So this week’s blog post will be on the history of tea cups, some rather interesting objects which, depending on where and when they have been used, come in different shapes and sizes. For starters, the common mug and recognisable tea-cup (with handles) and saucer have not always been that way. Indeed, when tea cups first came to Europe, during the time of George II, they were much like those in the Middle East, with no handles. The actual beginnings of tea cups can be traced back to China and India where cups were made out of porcelain and had no handles, often being called tea bowls, which remain in those countries today. These were originally made by potters in white or light blue and were used in China during the period 206-220 BC.
According to another source, tea cups were first introduced to us in the seventeenth century by the French, who originally drank from wooden tea cups. Due to the expensive nature of tea when it was first available in Britain, only the wealthiest Brits drank it. As a result, tea cups began in this country as dainty little porcelain cups with hand painted flowers and sometimes even gold leaf paint was also used. Tea cups were available with hand painted designs until the 1920s, when mass production took over. Nowadays, specially designed tea cups can only be found in vintage auctions or some British specialty shops. Royal Worcester china is also famous for making tea cups and other bone china items.

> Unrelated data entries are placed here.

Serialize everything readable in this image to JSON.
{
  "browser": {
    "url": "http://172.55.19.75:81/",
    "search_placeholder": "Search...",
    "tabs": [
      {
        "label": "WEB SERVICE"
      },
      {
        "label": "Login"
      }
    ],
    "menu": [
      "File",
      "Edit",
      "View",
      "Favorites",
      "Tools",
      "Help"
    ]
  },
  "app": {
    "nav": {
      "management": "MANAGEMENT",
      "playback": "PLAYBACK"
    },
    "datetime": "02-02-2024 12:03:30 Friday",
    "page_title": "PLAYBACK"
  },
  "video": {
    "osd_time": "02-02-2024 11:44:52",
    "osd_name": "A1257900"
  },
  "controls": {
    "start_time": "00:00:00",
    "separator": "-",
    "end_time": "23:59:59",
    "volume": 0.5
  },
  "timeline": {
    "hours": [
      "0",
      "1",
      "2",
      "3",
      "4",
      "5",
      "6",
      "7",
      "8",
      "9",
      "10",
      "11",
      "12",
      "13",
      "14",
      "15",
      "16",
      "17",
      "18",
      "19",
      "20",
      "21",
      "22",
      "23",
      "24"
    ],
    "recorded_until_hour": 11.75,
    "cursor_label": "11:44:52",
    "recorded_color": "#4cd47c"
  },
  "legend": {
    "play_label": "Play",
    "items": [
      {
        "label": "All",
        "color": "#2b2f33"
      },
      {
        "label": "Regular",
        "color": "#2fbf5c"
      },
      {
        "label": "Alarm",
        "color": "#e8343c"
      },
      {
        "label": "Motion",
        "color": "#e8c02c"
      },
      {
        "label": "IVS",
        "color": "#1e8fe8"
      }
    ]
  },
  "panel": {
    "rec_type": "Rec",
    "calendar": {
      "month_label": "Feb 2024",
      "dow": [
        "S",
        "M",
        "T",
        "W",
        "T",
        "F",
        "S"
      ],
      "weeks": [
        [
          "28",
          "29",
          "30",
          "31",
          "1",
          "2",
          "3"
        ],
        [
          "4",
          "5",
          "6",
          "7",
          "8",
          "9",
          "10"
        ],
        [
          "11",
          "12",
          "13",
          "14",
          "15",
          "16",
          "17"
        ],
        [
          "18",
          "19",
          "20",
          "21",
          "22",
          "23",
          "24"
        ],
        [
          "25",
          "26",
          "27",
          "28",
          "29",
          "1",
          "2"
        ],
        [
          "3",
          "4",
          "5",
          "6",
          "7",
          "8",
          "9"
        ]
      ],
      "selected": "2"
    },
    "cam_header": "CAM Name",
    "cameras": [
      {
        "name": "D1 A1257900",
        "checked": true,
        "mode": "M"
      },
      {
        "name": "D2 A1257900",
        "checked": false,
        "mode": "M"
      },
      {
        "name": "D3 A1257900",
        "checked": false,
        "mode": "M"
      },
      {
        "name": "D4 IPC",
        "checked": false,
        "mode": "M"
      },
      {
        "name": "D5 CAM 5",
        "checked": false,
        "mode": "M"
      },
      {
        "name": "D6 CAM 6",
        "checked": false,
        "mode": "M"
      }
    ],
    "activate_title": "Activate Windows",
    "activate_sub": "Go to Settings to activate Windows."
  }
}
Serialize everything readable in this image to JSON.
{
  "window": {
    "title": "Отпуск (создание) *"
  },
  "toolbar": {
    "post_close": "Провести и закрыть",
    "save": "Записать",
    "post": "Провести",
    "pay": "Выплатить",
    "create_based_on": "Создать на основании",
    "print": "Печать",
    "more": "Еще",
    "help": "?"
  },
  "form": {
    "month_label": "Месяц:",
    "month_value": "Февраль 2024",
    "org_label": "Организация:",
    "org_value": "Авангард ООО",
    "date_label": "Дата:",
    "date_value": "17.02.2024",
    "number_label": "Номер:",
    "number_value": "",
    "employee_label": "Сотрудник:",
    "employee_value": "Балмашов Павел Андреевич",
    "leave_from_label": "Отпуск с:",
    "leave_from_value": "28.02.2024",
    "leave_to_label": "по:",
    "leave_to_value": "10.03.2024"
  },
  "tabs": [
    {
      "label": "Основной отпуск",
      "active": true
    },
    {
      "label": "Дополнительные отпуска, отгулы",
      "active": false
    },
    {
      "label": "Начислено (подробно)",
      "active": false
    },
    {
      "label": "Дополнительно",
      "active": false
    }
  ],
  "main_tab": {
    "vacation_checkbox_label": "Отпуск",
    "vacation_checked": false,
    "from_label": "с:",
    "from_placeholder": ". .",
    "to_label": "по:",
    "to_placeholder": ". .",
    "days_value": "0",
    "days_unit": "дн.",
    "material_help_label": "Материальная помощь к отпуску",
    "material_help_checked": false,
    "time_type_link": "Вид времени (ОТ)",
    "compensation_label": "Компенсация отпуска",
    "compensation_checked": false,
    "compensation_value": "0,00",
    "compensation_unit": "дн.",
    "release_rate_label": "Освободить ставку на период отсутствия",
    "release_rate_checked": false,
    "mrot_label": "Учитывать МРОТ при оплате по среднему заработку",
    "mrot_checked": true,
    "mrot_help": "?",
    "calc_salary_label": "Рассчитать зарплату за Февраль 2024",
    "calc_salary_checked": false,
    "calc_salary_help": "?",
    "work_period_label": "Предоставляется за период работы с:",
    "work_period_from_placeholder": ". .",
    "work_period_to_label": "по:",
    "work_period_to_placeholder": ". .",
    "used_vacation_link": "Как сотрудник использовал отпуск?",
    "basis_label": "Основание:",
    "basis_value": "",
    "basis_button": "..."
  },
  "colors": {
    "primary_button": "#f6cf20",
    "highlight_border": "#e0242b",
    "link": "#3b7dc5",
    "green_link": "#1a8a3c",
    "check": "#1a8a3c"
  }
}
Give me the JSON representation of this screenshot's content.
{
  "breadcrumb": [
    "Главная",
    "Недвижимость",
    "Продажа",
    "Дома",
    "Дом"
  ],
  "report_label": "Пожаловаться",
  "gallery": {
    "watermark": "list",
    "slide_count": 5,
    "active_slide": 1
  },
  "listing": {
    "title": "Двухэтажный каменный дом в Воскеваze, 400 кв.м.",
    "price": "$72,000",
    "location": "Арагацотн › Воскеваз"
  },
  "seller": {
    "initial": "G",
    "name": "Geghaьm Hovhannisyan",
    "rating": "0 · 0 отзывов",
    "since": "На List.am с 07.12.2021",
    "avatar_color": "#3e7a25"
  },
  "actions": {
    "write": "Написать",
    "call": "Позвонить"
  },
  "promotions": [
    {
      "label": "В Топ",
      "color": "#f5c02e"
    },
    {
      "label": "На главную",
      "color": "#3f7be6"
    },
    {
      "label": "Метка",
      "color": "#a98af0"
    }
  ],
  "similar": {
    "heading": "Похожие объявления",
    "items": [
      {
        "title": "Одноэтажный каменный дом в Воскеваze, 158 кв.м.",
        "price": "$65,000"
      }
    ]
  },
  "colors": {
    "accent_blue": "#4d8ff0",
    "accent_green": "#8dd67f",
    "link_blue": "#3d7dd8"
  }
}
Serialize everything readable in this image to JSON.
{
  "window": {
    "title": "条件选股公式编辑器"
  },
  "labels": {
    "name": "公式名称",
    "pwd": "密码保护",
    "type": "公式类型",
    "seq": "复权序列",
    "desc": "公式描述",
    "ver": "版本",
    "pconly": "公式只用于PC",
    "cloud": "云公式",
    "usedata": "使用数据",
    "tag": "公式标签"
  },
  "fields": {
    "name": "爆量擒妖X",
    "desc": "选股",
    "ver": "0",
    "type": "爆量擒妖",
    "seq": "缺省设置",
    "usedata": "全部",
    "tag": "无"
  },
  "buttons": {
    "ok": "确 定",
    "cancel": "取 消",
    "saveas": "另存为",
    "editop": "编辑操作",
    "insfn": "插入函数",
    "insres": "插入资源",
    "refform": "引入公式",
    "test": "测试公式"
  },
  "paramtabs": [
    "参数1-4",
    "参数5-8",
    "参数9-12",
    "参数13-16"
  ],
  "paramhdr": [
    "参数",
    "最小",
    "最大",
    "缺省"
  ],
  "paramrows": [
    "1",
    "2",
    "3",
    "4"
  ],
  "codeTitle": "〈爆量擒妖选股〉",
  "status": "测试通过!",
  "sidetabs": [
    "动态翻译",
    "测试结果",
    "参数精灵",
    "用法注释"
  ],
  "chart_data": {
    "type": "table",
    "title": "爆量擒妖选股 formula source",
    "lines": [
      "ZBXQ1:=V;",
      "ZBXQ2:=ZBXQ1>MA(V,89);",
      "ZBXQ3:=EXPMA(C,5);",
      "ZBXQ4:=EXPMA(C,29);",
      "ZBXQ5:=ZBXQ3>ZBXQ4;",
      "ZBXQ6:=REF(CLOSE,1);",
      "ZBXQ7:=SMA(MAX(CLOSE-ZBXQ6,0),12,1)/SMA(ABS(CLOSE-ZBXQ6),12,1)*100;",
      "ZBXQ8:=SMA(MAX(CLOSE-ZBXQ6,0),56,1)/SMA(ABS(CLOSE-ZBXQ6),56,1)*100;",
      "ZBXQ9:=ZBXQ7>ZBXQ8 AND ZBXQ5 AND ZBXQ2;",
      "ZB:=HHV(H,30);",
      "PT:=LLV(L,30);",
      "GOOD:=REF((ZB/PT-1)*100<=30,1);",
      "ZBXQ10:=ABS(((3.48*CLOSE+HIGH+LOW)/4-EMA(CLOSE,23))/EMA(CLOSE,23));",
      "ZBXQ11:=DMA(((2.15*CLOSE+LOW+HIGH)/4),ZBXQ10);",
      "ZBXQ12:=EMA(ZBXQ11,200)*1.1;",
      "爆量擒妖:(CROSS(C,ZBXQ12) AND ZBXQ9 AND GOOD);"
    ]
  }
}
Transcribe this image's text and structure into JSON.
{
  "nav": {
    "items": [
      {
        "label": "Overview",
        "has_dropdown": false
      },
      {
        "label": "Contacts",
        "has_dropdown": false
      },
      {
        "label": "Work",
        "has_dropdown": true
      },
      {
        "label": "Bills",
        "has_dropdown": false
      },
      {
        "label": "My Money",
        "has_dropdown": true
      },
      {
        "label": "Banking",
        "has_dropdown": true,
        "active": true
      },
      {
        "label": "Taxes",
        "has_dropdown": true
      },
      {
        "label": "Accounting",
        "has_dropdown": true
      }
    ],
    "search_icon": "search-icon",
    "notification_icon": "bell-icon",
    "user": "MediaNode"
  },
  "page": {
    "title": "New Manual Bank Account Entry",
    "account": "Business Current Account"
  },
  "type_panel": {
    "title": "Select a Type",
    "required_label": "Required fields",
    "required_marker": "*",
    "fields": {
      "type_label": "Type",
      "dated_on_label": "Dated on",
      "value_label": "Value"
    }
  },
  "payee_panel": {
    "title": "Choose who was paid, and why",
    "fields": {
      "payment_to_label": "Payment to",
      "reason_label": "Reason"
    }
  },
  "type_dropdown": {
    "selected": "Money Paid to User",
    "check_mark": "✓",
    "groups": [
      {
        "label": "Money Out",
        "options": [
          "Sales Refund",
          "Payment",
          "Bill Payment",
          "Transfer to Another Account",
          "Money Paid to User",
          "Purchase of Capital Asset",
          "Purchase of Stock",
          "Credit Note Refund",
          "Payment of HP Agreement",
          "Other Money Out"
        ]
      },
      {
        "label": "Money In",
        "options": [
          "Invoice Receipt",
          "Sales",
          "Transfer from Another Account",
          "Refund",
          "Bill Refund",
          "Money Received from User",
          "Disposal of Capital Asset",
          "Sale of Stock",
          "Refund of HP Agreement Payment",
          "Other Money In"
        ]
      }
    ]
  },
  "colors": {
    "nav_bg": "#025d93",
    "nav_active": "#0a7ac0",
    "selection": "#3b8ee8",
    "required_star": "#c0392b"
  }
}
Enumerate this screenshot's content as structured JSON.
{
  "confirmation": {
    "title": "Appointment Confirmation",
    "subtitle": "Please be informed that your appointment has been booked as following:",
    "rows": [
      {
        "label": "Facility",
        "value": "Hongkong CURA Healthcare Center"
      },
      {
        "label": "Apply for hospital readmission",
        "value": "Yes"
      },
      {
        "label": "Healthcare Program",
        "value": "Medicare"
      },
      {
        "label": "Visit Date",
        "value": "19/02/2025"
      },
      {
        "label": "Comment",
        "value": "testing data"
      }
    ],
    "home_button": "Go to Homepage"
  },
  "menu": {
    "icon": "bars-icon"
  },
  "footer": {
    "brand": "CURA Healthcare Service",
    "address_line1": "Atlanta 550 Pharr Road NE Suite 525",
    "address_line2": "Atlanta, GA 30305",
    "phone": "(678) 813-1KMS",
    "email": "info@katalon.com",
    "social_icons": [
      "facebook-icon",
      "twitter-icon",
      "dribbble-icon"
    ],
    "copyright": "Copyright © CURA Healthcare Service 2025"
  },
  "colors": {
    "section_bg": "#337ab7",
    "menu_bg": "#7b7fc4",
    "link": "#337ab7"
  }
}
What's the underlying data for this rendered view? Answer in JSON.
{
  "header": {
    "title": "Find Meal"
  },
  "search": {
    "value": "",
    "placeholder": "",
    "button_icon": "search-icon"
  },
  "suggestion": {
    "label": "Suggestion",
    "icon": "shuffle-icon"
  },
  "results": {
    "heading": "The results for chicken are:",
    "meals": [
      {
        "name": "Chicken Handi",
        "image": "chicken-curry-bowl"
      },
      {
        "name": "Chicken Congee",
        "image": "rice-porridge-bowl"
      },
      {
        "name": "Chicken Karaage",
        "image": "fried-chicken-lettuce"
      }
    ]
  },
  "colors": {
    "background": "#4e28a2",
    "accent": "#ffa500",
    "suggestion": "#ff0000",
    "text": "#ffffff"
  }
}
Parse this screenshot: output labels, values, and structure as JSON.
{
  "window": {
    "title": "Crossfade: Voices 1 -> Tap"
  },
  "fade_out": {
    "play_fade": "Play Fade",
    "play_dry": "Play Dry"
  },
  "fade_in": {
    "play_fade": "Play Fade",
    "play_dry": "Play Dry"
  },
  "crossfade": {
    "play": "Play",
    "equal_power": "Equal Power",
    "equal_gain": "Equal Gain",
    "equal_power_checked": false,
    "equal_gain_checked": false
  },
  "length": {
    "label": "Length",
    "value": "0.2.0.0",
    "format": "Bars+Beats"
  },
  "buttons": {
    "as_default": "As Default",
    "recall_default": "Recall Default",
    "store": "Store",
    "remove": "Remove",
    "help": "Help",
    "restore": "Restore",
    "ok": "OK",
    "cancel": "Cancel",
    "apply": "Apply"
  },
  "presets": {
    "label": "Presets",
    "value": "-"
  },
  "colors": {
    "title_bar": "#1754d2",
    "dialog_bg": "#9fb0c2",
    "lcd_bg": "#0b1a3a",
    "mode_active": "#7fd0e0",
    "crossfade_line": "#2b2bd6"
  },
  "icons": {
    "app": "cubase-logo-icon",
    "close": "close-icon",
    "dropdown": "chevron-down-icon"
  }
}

Another popular type of tea-cup is the amusement ride which is run by a motor that spins each individual tea cup in a gradually increasing speed, whilst the whole ride turns. This ride is popular in many countries and has also been adapted to features other than tea cups.
Back to drinking tea cups, in modern China and Japan the bowl shape, made out of porcelain and clay is still employed in the making of tea cups. In India however, a completely different glass or stainless steel tumbler style is used today, even some European designs still have no handles and as many of us are aware the American addition of the mug is often used in England today.